As I passed by and beheld your devotions "") must
be laid under heavy contribution. We must learn to take advantage
of situations in which we find ourselves (thus:.
"
When Paul perceived that the one part were Pharisees .. ."42).
and speak the unchanging message of God to the ephemeral fancies
of an unstable world. Our daily lives are now, however, so
inextricably involved with reading on well-nigh everyone's
part, that this must be part of our experience for preaching.
Our newspapers, journals and reviews provide a background
of common experience which should avail us, neither to share
the world's anxiety for the things which pass away, nor to
keep us up to date in our adaptations of Bible prophecies
to current and near-future events, but to ensure that we minister
to the real world around us, and not to a fanciful world of
our own cloistered imagination.
The
same can be said of other " broadening " reading.
This is open to no criticism of the kind which alleges that
we seek to broaden the " straight and narrow way."

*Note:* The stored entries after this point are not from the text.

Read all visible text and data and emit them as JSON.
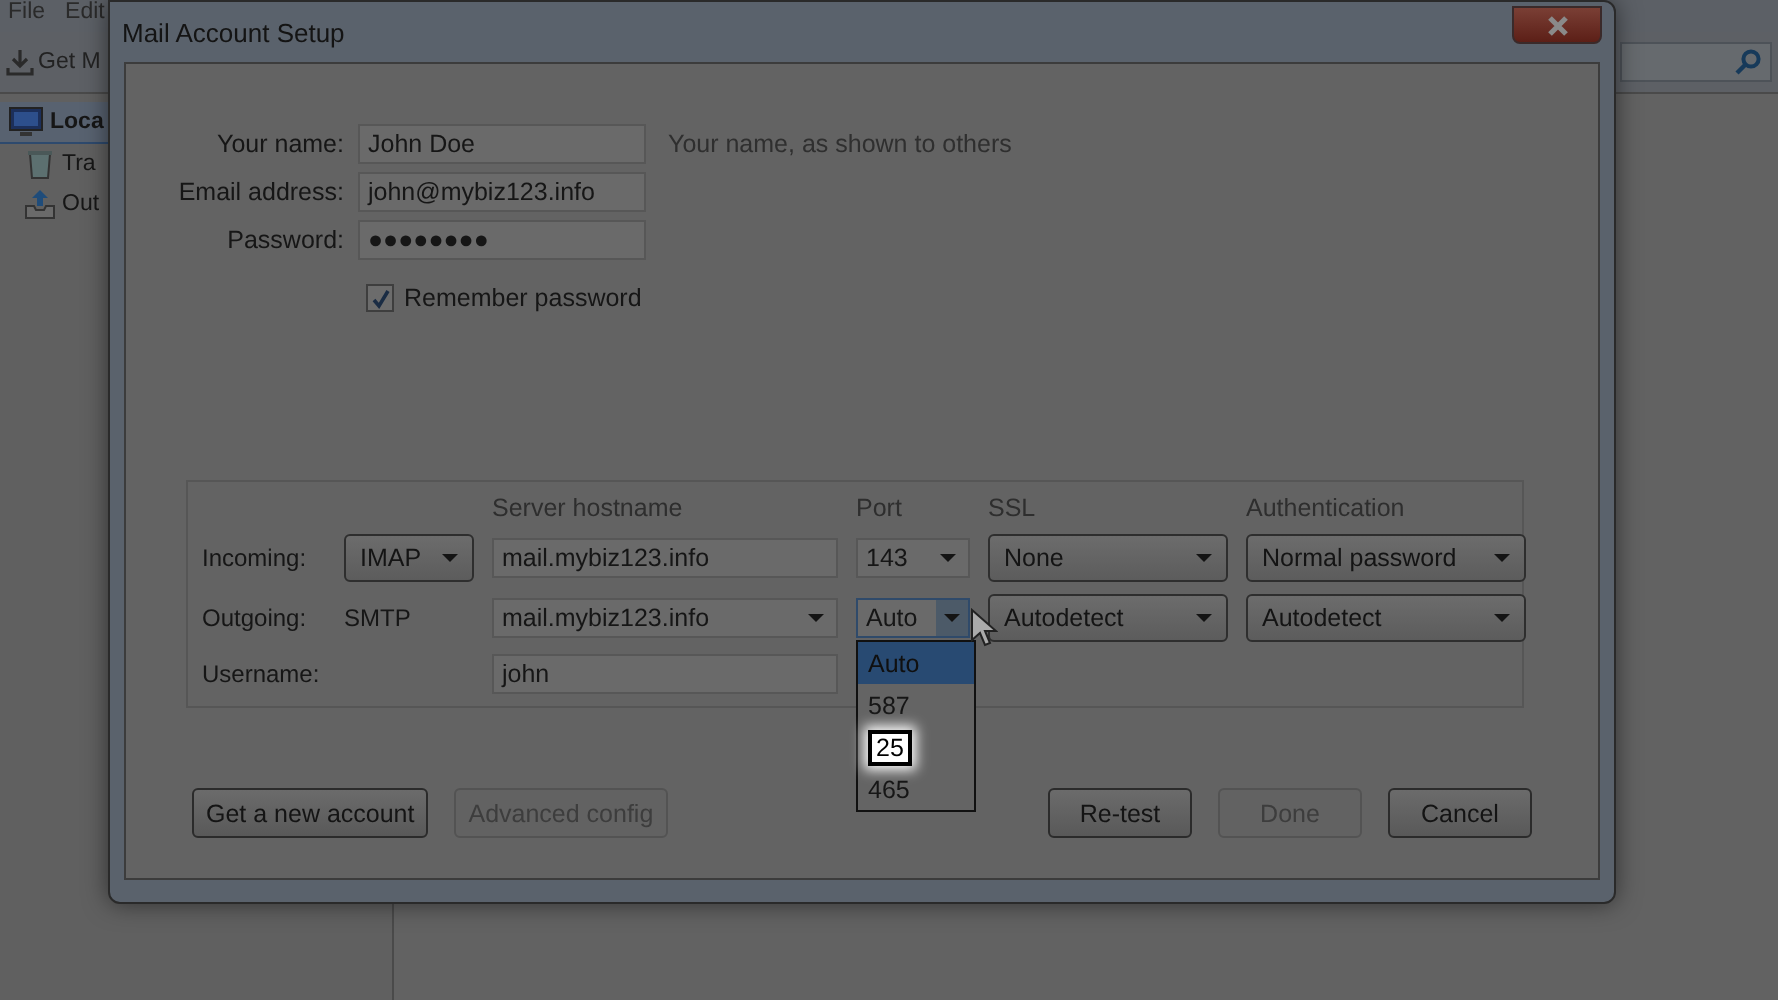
{
  "app": {
    "menu": [
      {
        "label": "File"
      },
      {
        "label": "Edit"
      }
    ],
    "toolbar": {
      "get_button": "Get M"
    },
    "folders": [
      {
        "label": "Loca",
        "kind": "local",
        "selected": true,
        "children": [
          {
            "label": "Tra",
            "kind": "trash",
            "selected": false
          },
          {
            "label": "Out",
            "kind": "outbox",
            "selected": false
          }
        ]
      }
    ]
  },
  "dialog": {
    "title": "Mail Account Setup",
    "identity": [
      {
        "label": "Your name:",
        "value": "John Doe",
        "hint": "Your name, as shown to others"
      },
      {
        "label": "Email address:",
        "value": "john@mybiz123.info"
      },
      {
        "label": "Password:",
        "value": "●●●●●●●●"
      }
    ],
    "remember": {
      "label": "Remember password",
      "checked": true
    },
    "server": {
      "headers": {
        "hostname": "Server hostname",
        "port": "Port",
        "ssl": "SSL",
        "auth": "Authentication"
      },
      "rows": [
        {
          "kind": "incoming",
          "label": "Incoming:",
          "protocol": "IMAP",
          "hostname": "mail.mybiz123.info",
          "port": "143",
          "ssl": "None",
          "auth": "Normal password"
        },
        {
          "kind": "outgoing",
          "label": "Outgoing:",
          "protocol": "SMTP",
          "hostname": "mail.mybiz123.info",
          "port": "Auto",
          "ssl": "Autodetect",
          "auth": "Autodetect",
          "port_options": [
            {
              "label": "Auto",
              "selected": true,
              "highlighted": false
            },
            {
              "label": "587",
              "selected": false,
              "highlighted": false
            },
            {
              "label": "25",
              "selected": false,
              "highlighted": true
            },
            {
              "label": "465",
              "selected": false,
              "highlighted": false
            }
          ]
        },
        {
          "kind": "username",
          "label": "Username:",
          "hostname": "john"
        }
      ]
    },
    "buttons_left": [
      {
        "label": "Get a new account",
        "disabled": false
      },
      {
        "label": "Advanced config",
        "disabled": true
      }
    ],
    "buttons_right": [
      {
        "label": "Re-test",
        "disabled": false
      },
      {
        "label": "Done",
        "disabled": true
      },
      {
        "label": "Cancel",
        "disabled": false
      }
    ]
  }
}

It seeks simply to make sure that we are sufficiently well-informed
for men to know that our feet are on the ground, though our
head be-as it should be-very high. We can judge for ourselves
wherein we find our real delight, and discipline our reading
accordingly. Since nearly all of us will take some recreation
even from our contemplation of the Bible, it is proper enough
that we should-without prejudice to that study-turn aside
to know our fellow-men in their history, their poetry and
their prose-literature. If our time is such that we may not
thus venture, the loss is not considerable and need not be
mourned, but if we may, our hearers may be none the worse
for listening to a gospel offered with something of the beauties
of our modern English tongue, as the translators of the Authorized
Version presented it in the grace of Shakespeare's.